Miyano has made close friendships and bonds with her schoolmates and her boarding family; it’s been a life-changing experience for her.
“Sometimes it is a challenge (having English as a second language),” she said. “But, I like it.”
She grew up in Fukuoka, Japan, near southern edge of the Pacific nation, which features warm, balmy days and nearly no snow.
“It was a change here,” she said. “The food is different, people are different. Japan is more busy. There, it would all be about going on the train or the subway, but here it is… quiet.”
The bustling streets of Fukuoka and the quiet, pastoral setting of Falmouth are worlds apart, but she’s enjoying the transition.
“I feel like I am Canadian,” she said with a smile.
She first became interested in the sport when she was six-years-old and her family was living in Seattle at the time. They would watch hockey games together and when they moved back to Japan, the interest stuck.
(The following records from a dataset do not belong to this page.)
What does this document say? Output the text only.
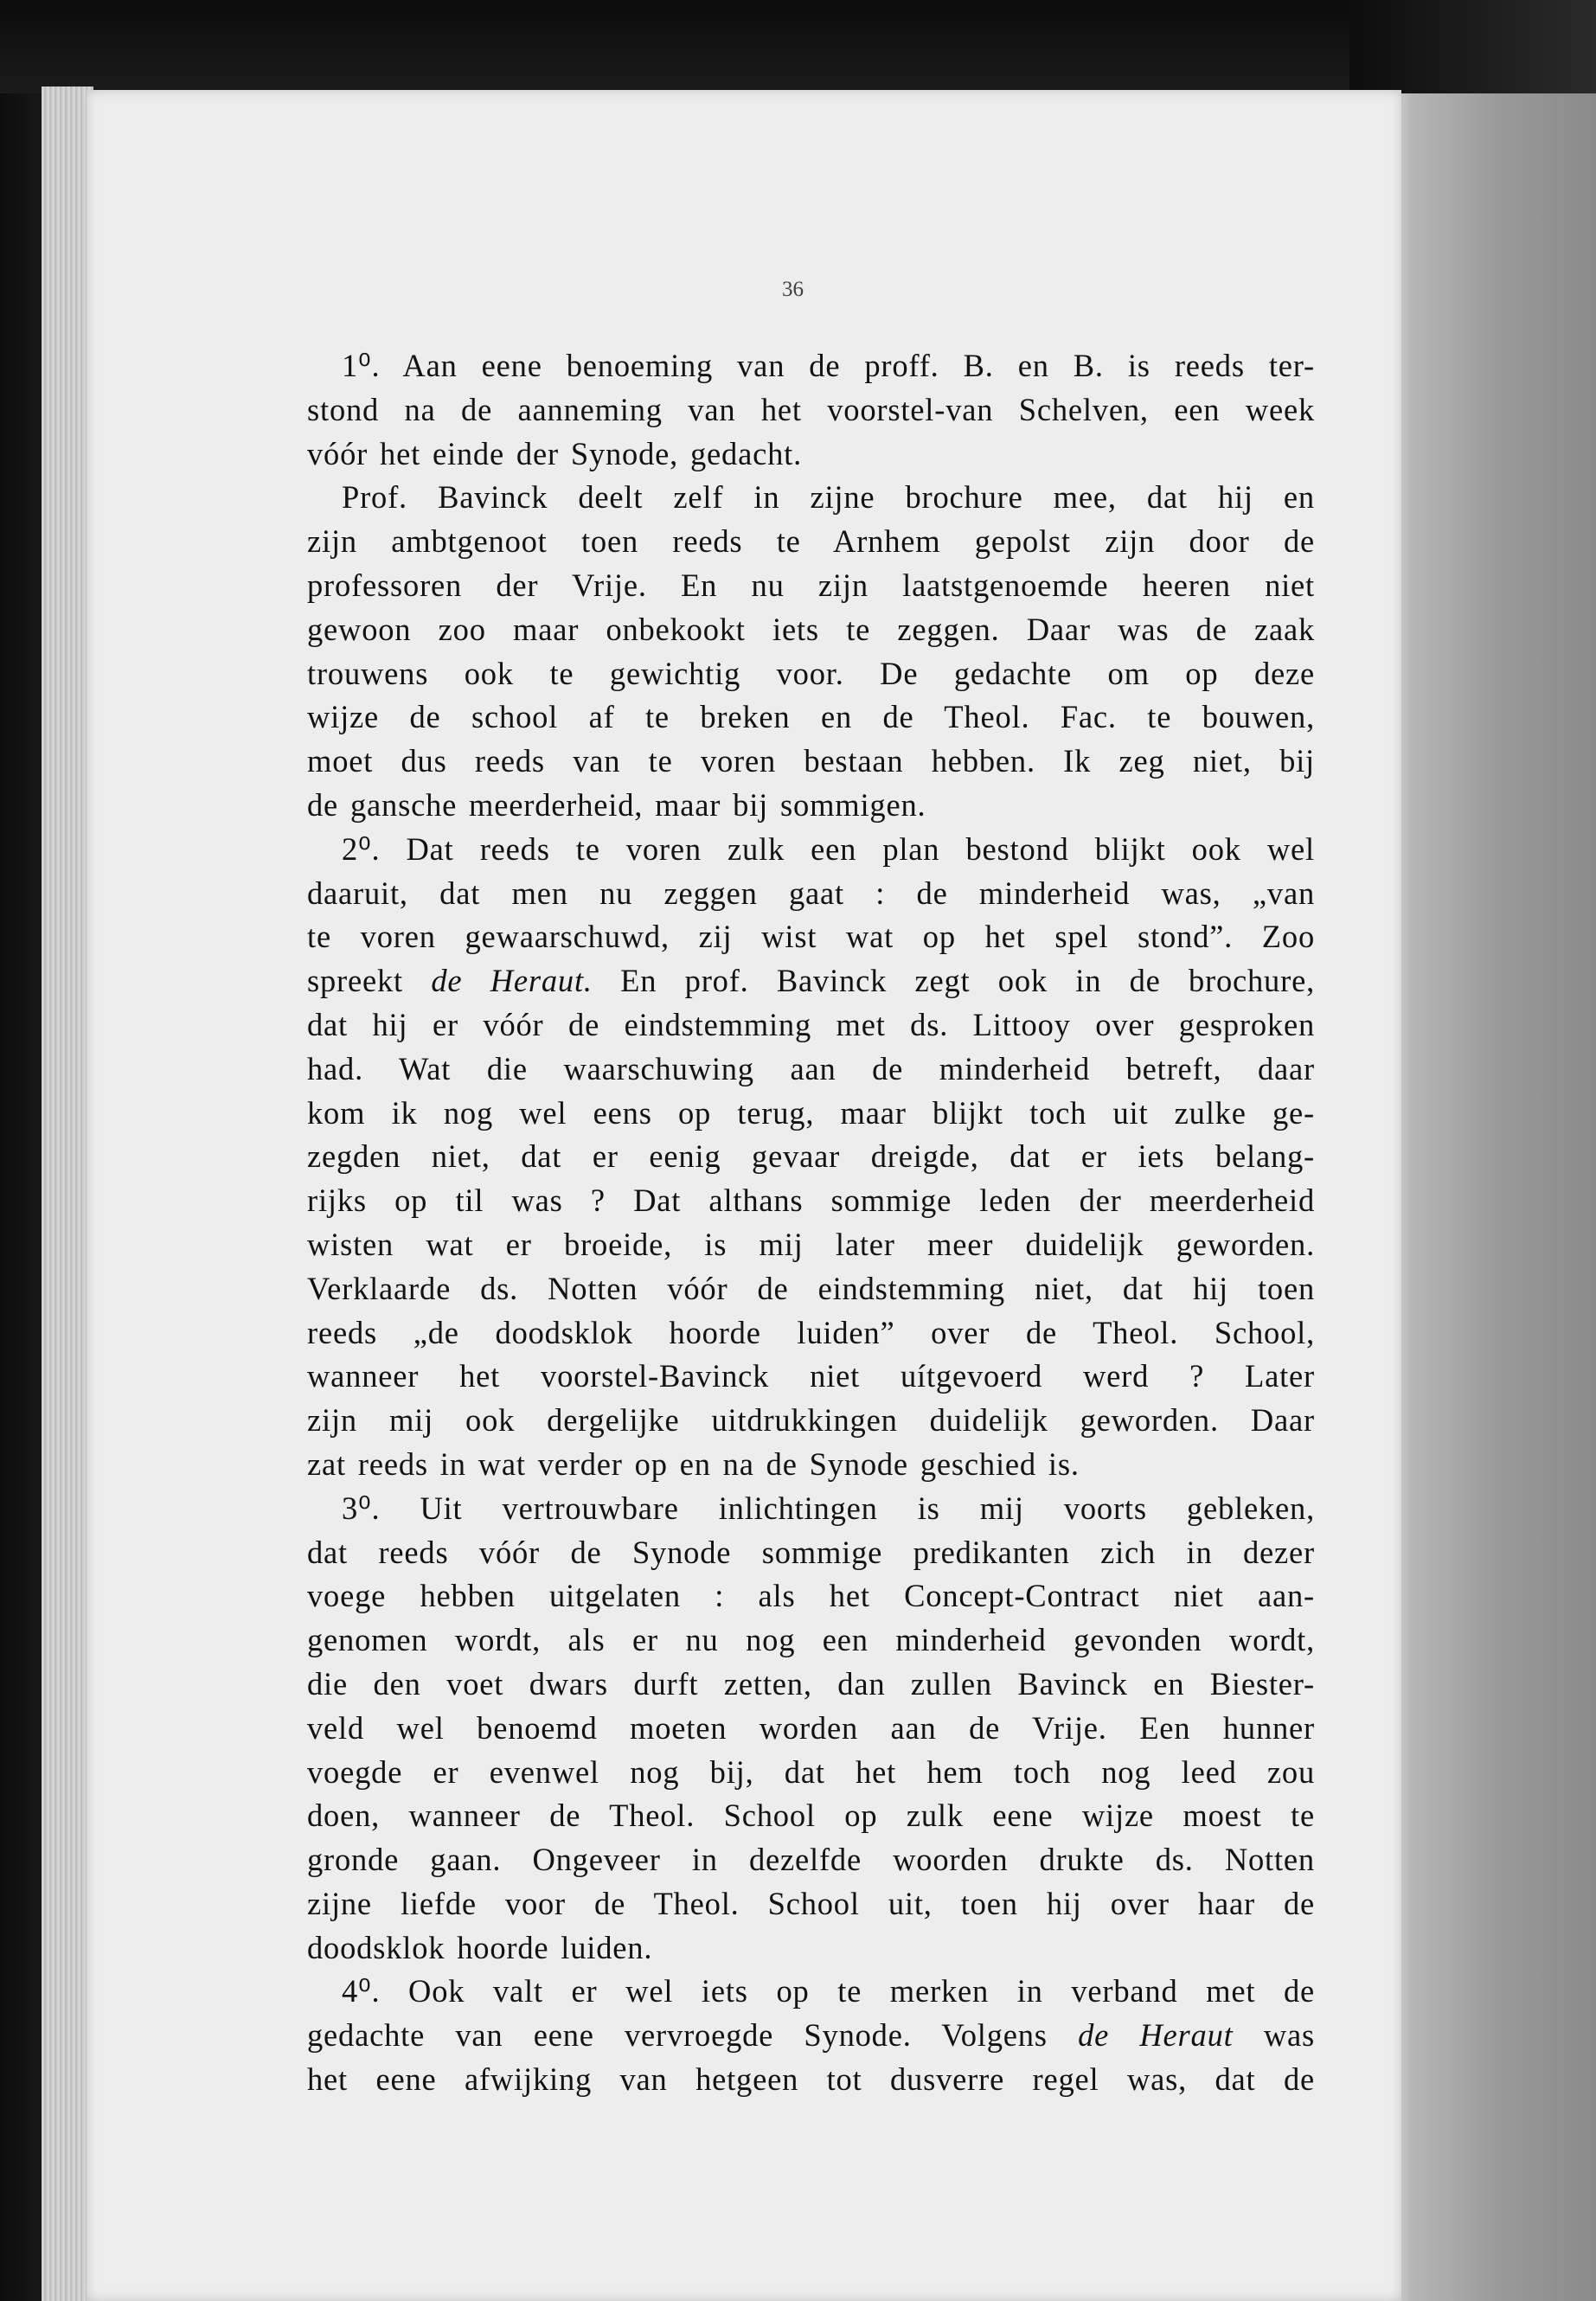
36

1⁰. Aan eene benoeming van de proff. B. en B. is reeds ter-
stond na de aanneming van het voorstel-van Schelven, een week
vóór het einde der Synode, gedacht.
Prof. Bavinck deelt zelf in zijne brochure mee, dat hij en
zijn ambtgenoot toen reeds te Arnhem gepolst zijn door de
professoren der Vrije. En nu zijn laatstgenoemde heeren niet
gewoon zoo maar onbekookt iets te zeggen. Daar was de zaak
trouwens ook te gewichtig voor. De gedachte om op deze
wijze de school af te breken en de Theol. Fac. te bouwen,
moet dus reeds van te voren bestaan hebben. Ik zeg niet, bij
de gansche meerderheid, maar bij sommigen.
2⁰. Dat reeds te voren zulk een plan bestond blijkt ook wel
daaruit, dat men nu zeggen gaat : de minderheid was, „van
te voren gewaarschuwd, zij wist wat op het spel stond”. Zoo
spreekt de Heraut. En prof. Bavinck zegt ook in de brochure,
dat hij er vóór de eindstemming met ds. Littooy over gesproken
had. Wat die waarschuwing aan de minderheid betreft, daar
kom ik nog wel eens op terug, maar blijkt toch uit zulke ge-
zegden niet, dat er eenig gevaar dreigde, dat er iets belang-
rijks op til was ? Dat althans sommige leden der meerderheid
wisten wat er broeide, is mij later meer duidelijk geworden.
Verklaarde ds. Notten vóór de eindstemming niet, dat hij toen
reeds „de doodsklok hoorde luiden” over de Theol. School,
wanneer het voorstel-Bavinck niet uítgevoerd werd ? Later
zijn mij ook dergelijke uitdrukkingen duidelijk geworden. Daar
zat reeds in wat verder op en na de Synode geschied is.
3⁰. Uit vertrouwbare inlichtingen is mij voorts gebleken,
dat reeds vóór de Synode sommige predikanten zich in dezer
voege hebben uitgelaten : als het Concept-Contract niet aan-
genomen wordt, als er nu nog een minderheid gevonden wordt,
die den voet dwars durft zetten, dan zullen Bavinck en Biester-
veld wel benoemd moeten worden aan de Vrije. Een hunner
voegde er evenwel nog bij, dat het hem toch nog leed zou
doen, wanneer de Theol. School op zulk eene wijze moest te
gronde gaan. Ongeveer in dezelfde woorden drukte ds. Notten
zijne liefde voor de Theol. School uit, toen hij over haar de
doodsklok hoorde luiden.
4⁰. Ook valt er wel iets op te merken in verband met de
gedachte van eene vervroegde Synode. Volgens de Heraut was
het eene afwijking van hetgeen tot dusverre regel was, dat de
“We found out more about hockey in Japan,” she said. “In Japan, hockey is not as famous as it is here. Like, when I was 10-years-old, my team was just five players plus (a) goalie, so we didn’t have (subs). And there were just three or four teams (in my city).”
Having a small, close-knit group of players did have its advantages — “my teammates were like family,” she said.
But with that also came a lot of practise and not as many games against a wide range of players, which is what she gets to experience now.
“Here, we have many games, every weekend, (and) there’s a league,” she said.
The first year on the team was challenging with the language barrier, but now that she knows her fellow players well, it’s become less of an issue.
“Hockey is my communication, how I make friends, and it makes it more easy to see more places,” she said. “In Japan, we lost most games, but here we are doing much better.”
Rob Davies, is the head coach of the Avon View girls hockey team.
He’s worked with Miyano now for two years, twice as her coach and now also as her board parent.
“She puts in a solid effort every game and brings a positive attitude,” Davies said. “She’s hard-working and has a nose for the net. She’s not the biggest kids out there, but won’t get knocked down.”
He said that she’s smart and knows how to find open ice, but isn’t afraid to get up close and personal if need be.
“For the good of her team, she’ll take a lump or two,” he said. “She likes the competitive games, the close ones.”
Off the ice, he said she also makes a mean sushi roll and kicks butt at Nintendo.
“Having her live with us has been great for our whole family, they love having her,” he said.
“She interacts so well with my kids and they learn so much from each other. She’s one of the family,” he continued.
“It’s basically like I have a daughter on the team,” he said. “Sometimes that doesn’t always work out in her favour. But we don’t let that come home, once the game is over, it’s over.”
Davies said he’s working with Miyano on improving her positional play and getting stronger on the puck.
“She came to us with a good hockey IQ already,” he said. “She knows where to be, and with players like that, the puck finds them.”
He said that he’s also seen a huge improvement in Miyano’s English skills, which has improved communication on the ice and in the classroom.
The Avalanche are already having an incredible season; they are undefeated in their league. Davies said he’s thrilled with their success so far, especially after not knowing what would happen after losing many key players from the previous graduating class.
“We’ve had some Grade 9s comes in and have really shined,” he said. “And everyone else still on the team is a year older and a year wiser and it’s neat to see how they’ve continued to improve.”
Davies said he’s hoping the Avalanche will be back to compete at the provincials, and if they keep their current momentum, that’s likely to happen.
“For now, we’ll focus on doing our best at regionals,” he added.